Today, Heathrow has issued detailed plans not just for the runway itself but on how it will manage the extra passengers who will use it, improve the areas around it and deal fairly with the impact of construction.
It proposes a longer block on night flights, an expanded Ultra Low Emissions Zone to reduce the impact of road use on air quality, compensation for home owners whose properties will be lost and a masterplan for the area which would see more green space, cycle routes and new rail links.
It is a responsible way to get on with a necessary project — and over the next 12 weeks the public will be able to give its views in a consultation.
We think they are good plans for the right project in the right place.
That does not mean everything has been sorted. Questions over what the scheme will cost and how it will be financed is still to be settled.
Heathrow’s big customer, British Airways, is adamant that any increase in landing charges, already some of the highest anywhere, must be justified — and if Britain is to remain at the heart of the world’s most competitive aviation network, that’s correct.
The Civil Aviation Authority, which regulates charges and investment, has a challenging choice ahead.
But it is clear that a growing airport can fund the scheme and with Government backing the new runway can be ready for the first flights to land in 2026.
At a moment when Britain’s openness to the world is being tested by Brexit, that needs to happen.
Will Britain’s next Prime Minister agree? He will inherit a project that has already been agreed and is well under way.
If that Prime Minister is Boris Johnson, as is overwhelmingly likely, he might be tempted to revive the opposition to Heathrow expansion he led as London’s Mayor. That was a battle he did not win, because Heathrow turned out to be the best option.
Later on, he stayed in the Government when it backed a third runway and made himself absent rather than vote against it.
Mr Johnson is no longer the Mayor of London, nor is he simply the MP for Uxbridge and South Ruislip. He aspires to be our national leader and that means stepping up and taking decisions in the national interest.

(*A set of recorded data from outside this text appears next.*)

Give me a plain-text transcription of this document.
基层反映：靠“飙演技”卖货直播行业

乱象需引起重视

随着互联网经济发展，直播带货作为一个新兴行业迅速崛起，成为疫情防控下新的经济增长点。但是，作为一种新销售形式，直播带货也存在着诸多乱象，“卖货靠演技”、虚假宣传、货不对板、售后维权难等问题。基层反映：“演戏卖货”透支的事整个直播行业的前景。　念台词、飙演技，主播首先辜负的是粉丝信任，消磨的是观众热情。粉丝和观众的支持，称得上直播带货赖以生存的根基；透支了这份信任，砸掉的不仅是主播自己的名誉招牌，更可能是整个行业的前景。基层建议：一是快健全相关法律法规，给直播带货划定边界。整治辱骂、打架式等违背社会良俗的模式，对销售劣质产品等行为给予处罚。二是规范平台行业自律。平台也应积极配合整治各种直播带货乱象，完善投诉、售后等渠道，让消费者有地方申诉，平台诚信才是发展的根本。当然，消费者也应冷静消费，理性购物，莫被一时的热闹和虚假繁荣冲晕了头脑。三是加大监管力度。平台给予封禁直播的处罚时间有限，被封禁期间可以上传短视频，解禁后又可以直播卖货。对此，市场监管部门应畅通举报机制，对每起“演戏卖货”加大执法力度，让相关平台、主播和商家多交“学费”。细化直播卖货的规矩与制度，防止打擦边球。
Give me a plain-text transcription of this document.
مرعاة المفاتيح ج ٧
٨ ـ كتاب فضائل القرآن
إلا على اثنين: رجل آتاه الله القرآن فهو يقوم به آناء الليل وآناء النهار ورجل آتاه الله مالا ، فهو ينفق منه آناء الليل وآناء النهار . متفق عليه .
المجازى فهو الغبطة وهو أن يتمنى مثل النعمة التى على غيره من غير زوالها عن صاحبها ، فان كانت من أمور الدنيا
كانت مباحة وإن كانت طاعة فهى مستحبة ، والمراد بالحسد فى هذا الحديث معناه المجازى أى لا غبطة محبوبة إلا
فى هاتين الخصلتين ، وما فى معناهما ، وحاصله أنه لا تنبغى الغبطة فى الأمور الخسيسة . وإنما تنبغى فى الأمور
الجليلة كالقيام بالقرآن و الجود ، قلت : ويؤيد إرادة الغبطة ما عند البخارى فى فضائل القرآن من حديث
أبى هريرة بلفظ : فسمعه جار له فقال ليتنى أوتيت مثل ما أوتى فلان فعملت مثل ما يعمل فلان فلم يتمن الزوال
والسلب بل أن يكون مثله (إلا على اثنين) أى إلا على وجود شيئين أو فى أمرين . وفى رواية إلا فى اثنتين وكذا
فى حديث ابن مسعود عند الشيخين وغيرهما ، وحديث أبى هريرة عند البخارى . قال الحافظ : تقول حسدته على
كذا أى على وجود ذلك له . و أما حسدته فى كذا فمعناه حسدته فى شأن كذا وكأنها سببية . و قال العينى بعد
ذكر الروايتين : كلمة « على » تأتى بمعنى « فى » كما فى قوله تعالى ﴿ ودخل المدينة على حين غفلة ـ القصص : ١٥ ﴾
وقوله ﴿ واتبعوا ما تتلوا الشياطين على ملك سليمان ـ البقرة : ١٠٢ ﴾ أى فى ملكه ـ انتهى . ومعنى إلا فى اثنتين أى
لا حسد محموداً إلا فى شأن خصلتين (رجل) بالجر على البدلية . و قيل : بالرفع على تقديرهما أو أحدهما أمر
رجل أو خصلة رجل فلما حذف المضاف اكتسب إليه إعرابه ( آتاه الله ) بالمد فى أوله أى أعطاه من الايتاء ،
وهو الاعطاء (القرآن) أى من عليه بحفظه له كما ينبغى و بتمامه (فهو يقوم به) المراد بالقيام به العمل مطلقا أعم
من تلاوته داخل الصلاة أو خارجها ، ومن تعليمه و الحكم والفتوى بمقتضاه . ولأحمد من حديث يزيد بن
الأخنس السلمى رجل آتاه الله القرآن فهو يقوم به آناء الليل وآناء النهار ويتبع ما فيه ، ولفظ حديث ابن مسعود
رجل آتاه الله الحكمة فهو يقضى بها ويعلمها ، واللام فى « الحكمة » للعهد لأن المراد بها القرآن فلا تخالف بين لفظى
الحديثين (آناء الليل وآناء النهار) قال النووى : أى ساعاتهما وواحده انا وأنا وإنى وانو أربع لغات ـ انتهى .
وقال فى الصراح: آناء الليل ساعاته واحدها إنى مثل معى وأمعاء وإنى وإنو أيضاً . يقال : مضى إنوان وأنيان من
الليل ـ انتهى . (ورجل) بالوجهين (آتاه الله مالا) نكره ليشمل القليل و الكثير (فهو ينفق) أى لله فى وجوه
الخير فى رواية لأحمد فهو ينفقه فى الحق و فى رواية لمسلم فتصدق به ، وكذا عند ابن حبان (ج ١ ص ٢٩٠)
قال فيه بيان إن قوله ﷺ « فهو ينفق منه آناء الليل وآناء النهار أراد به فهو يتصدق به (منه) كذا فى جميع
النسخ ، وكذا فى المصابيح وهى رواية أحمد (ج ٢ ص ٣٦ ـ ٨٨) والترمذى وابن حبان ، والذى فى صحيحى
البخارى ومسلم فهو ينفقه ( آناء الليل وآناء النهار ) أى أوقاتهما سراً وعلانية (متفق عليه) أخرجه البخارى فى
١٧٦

The next Prime Minister will face many difficult choices in their first Red Box. Stopping Heathrow is not one of them.
Facebook’s new money
Until now cryptocurrencies — digital forms of money, issued by groups rather than national governments — have been for daredevils only, unstable, unregulated and unpredictable.
Their value has soared and crashed. You wouldn’t use them to buy a pint of milk. That’s why some have claimed they will never catch on.
Today Facebook has set about proving them wrong.
It’s a fight we think Facebook will win. Not just because it’s a global economic power, with more than two billion active users around the world, and will back its new currency with real assets linked to existing currencies.
But because digital money is already powering ahead in China and the world is looking for an alternative to the dollar.
We may be about to find it.
A Serpentine summer
Today the Serpentine Gallery unveils another brilliant summer pavilion, by the Japanese architect Junya Ishigami.
A lot of credit for the Serpentine’s ongoing success goes to Yana Peel, its chief executive until today. Sadly she’s stepping down after personal online attacks.
She’s done a great job and will be missed.